Print Array from pointer

Question

Hello guys I have a question,

I have an array with 10 elements and a function which returns me a pointer to a randomly chosen element in the array. Now I want to print the array from this element the pointer points to, how can I do that.

Example: Array: 1, 2, 3, 4, 5, 6, 7, 8, 9, 10 Pointer points to Element 6. I want to print: 6, 7, 8, 9, 10

Code looks like this in C:

int* randomElement(int* array, int size) {
    int* pointer = NULL;
    int randomNumber = 0;
    randomNumber = rand() % size;
    *pointer = *(array + randomNumber);
    return pointer;
}

int main(void) {
    int size = 10;
    int array[size];
    int* pointer = NULL;

    srand(time(NULL));

    pointer = randomElement(array, size);
    /* Want to print the array from this element here */

    return EXIT_SUCCESS;
}

Answer 1

I will not comment on your code, that is already done.

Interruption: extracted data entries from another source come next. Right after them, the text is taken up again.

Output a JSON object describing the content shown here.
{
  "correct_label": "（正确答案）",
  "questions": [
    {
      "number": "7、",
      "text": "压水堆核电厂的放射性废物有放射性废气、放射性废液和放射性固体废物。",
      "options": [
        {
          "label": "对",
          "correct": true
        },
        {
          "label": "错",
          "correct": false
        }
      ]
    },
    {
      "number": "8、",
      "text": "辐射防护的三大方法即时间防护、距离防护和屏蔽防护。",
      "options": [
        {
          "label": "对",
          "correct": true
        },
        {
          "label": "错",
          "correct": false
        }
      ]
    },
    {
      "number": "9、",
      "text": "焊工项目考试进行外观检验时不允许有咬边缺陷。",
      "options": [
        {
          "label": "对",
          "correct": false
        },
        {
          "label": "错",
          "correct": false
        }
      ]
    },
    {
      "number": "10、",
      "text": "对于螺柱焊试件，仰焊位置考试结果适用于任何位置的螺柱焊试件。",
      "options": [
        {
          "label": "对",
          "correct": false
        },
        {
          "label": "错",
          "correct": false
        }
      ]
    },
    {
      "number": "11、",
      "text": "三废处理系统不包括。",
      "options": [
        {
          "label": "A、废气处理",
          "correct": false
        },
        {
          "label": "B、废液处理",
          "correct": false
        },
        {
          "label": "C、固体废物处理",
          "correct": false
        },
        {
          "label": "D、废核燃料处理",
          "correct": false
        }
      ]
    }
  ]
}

I'll anwer the original question instead. Blue Moon says "You can't", but you can if you wish. You can always do a sequential lookup in any table, if your list of values is terminated with what is called a sentinel value. That is a special value which is known in advance not to belong to the collection of normal data, and thus can be used to flag the end of the sequence, for instance a negative value if all normal data are known to be positive.

For a sequence of n non-negative integers stored in an array of n+1 elements, we can store array[n]= -1 as a sentinel after populating the first n elements with normal data. Then start at a random position in the data sequence and read until the end, with something like

// -- we assume pointer p is an initialized int* that
//    satisfies the condition  array <= p < array + n
//    AND that array[n] is negative.
for( ; *p >= 0; ++p ){
  // do something useful with *p
}

Terminating a sequence with a sentinel is a well known general technique and you'll find it in any book on algorithms. You can use it with arrays and with linked lists. In your case you must make sure that the element following the last element you wish to access in the array is a sentinel and that the random choice has not selected the sentinel (if n is the length of the sequence, then rand() % n will give you a correct offset; pointing to a sentinel would not harm, but the for loop would terminate immediately). The size of the allocated array has to be at least n+1, that is the maximum number of data elements you need, plus one for the sentinel.

By the way, in C the last element of an array is not array[size] but array[size-1]. There is no bounds checking on array access when bumping a pointer in C, that's up to you, as you will learn sooner or later from crashing programs. To get rid of confusion between pointers and referenced values you can read the instructive answers to "What exactly is a C pointer if not a memory address?", here at Stackoverflow.

Answer 2

The usual way to use a pointer to iterate over an array where you know the size is:

for (p = array; p != array + size; ++p)

In your case you are initializing p differently but the rest of the loop can stay the same:

for ( ; pointer != array + size; ++pointer )
{
    printf("%d\n", *pointer);
}

Of course it is also possible to use an integer index instead of a pointer (where you find the initial index by doing pointer - array).

Note that your randomElement function is currently implemented wrongly. It writes through a null pointer. Instead, what you want to do is to form a pointer to a randomly-selected element and return that pointer, without dereferencing. (i.e. take the *'s out of the line before the return).

Answer 3

You can't.

By only knowing a random element in an array (i.e. having a pointer to one element), you can't print the entire array using that pointer.

You need at least two other data:

1) Length of the array (which you seem to indicate always 10.)

2) The position of the element within the array for which you have a pointer. So that you can calculate, from that position, how many elements before and after are available. (Basically determining array boundaries).

---

After you edit, the answer remains the same. But your code has problems:

1) You are not filling the array with values. So their values are indeterminate and accssing them is undefined behaviour.

2) You never set pointer to point to an element of the array in randomElement() and the function returns NULL. you are dereferencing NULL (pointer). Again, this will lead to undefined behaviour.

3) You should use size_t for representing array size instead of int.